刊行された2冊の戦国武将の漫画について語る原作の後藤ひろみさん=福井県福井市の福井県立歴史博物館併設カフェ

 福井ゆかりの戦国武将「浅井長政」と「柴田勝家」をそれぞれ漫画で紹介した戦国人物伝がこのほど「コミック版 日本の歴史」(ポプラ社)シリーズから相次いで刊行された。「ふくい歴女の会」の後藤ひろみ会長(50)=福井県福井市=が両作品の原作を担当。史実を基に人格を丁寧に描写している。

 A5判、126ページ。シリーズの74、75冊目で、3月に長政、7月に勝家が刊行された。

 浅井長政は北近江(今の滋賀県)の戦国大名で、長年の同盟を結んでいた越前の朝倉義景を攻めた義兄の織田信長に反逆。徹底抗戦し最期は信長の妹で側室のお市の方と3人の娘(茶々、初、江)を逃がし自害した。

 娘たちは後にそれぞれ徳川将軍家、天皇家とつながりを持ったことから、本では「浅井の血は天下を制したといえる」とドラマチックに結んでいる。

 一方勝家は、信長を筆頭家老として支え、越前北庄城主にもなった。「鬼柴田」と呼ばれたほどの猛将で、戦で籠城となった時、あえて水がめを砕いて覚悟を示し、勝利したことからついた「瓶割り柴田」の異名などを紹介している。不器用ながらも実直で義理堅い性格や、本能寺の変後に結婚したお市の方への愛情など、人柄がうかがえる逸話なども記されている。

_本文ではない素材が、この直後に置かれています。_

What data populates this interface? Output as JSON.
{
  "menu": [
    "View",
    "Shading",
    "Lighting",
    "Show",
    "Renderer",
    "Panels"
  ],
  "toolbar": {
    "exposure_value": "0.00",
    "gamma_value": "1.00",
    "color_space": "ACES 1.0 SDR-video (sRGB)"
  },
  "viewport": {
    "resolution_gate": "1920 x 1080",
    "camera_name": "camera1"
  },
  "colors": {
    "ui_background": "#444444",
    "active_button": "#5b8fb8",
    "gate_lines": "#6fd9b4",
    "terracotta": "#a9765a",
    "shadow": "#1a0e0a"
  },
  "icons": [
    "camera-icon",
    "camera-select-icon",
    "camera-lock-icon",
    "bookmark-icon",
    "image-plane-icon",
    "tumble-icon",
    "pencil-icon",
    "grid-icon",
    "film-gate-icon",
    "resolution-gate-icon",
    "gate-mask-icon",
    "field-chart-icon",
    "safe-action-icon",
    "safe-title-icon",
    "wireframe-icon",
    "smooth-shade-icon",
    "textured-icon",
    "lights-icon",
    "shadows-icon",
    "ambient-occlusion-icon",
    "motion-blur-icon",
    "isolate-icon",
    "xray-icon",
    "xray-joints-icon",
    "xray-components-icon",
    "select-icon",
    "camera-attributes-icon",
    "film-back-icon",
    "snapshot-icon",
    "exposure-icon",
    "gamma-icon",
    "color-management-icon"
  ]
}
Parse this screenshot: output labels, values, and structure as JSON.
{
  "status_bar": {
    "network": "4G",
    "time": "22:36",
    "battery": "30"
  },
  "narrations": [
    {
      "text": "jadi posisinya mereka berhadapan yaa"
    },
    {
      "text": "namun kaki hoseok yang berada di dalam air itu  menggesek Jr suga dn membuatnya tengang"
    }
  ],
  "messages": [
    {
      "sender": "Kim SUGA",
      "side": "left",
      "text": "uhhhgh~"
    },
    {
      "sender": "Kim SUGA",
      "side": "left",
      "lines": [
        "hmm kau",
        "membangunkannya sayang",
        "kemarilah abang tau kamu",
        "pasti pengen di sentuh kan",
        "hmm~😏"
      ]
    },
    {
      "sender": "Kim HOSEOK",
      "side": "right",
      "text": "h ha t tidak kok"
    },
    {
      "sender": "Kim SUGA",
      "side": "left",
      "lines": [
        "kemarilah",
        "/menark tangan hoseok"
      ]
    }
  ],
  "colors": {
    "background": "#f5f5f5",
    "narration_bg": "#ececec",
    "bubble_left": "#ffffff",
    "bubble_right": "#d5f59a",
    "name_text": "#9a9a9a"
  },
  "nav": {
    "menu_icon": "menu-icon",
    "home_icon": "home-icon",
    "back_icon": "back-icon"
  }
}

 戦国時代を義理堅く生き、信念を貫いた2人の武将について後藤さんは「地元ゆかりであり、心の底から誇りに思ってほしい」と話している。「私は歴史好きなだけで専門家ではない」として、さまざまな史料に目を通し、福井県立歴史博物館の学芸員や県内外の研究者に教えてもらったといい、2人を知れば知るほど魅了されたと振り返っていた。

 ポプラ社の同シリーズは歴史家で作家の加来耕三さんが企画、構成、監修を担当している。後藤さんの原作担当は2017年「松平春嶽」からで6、7作目となる。各冊千円(税別)。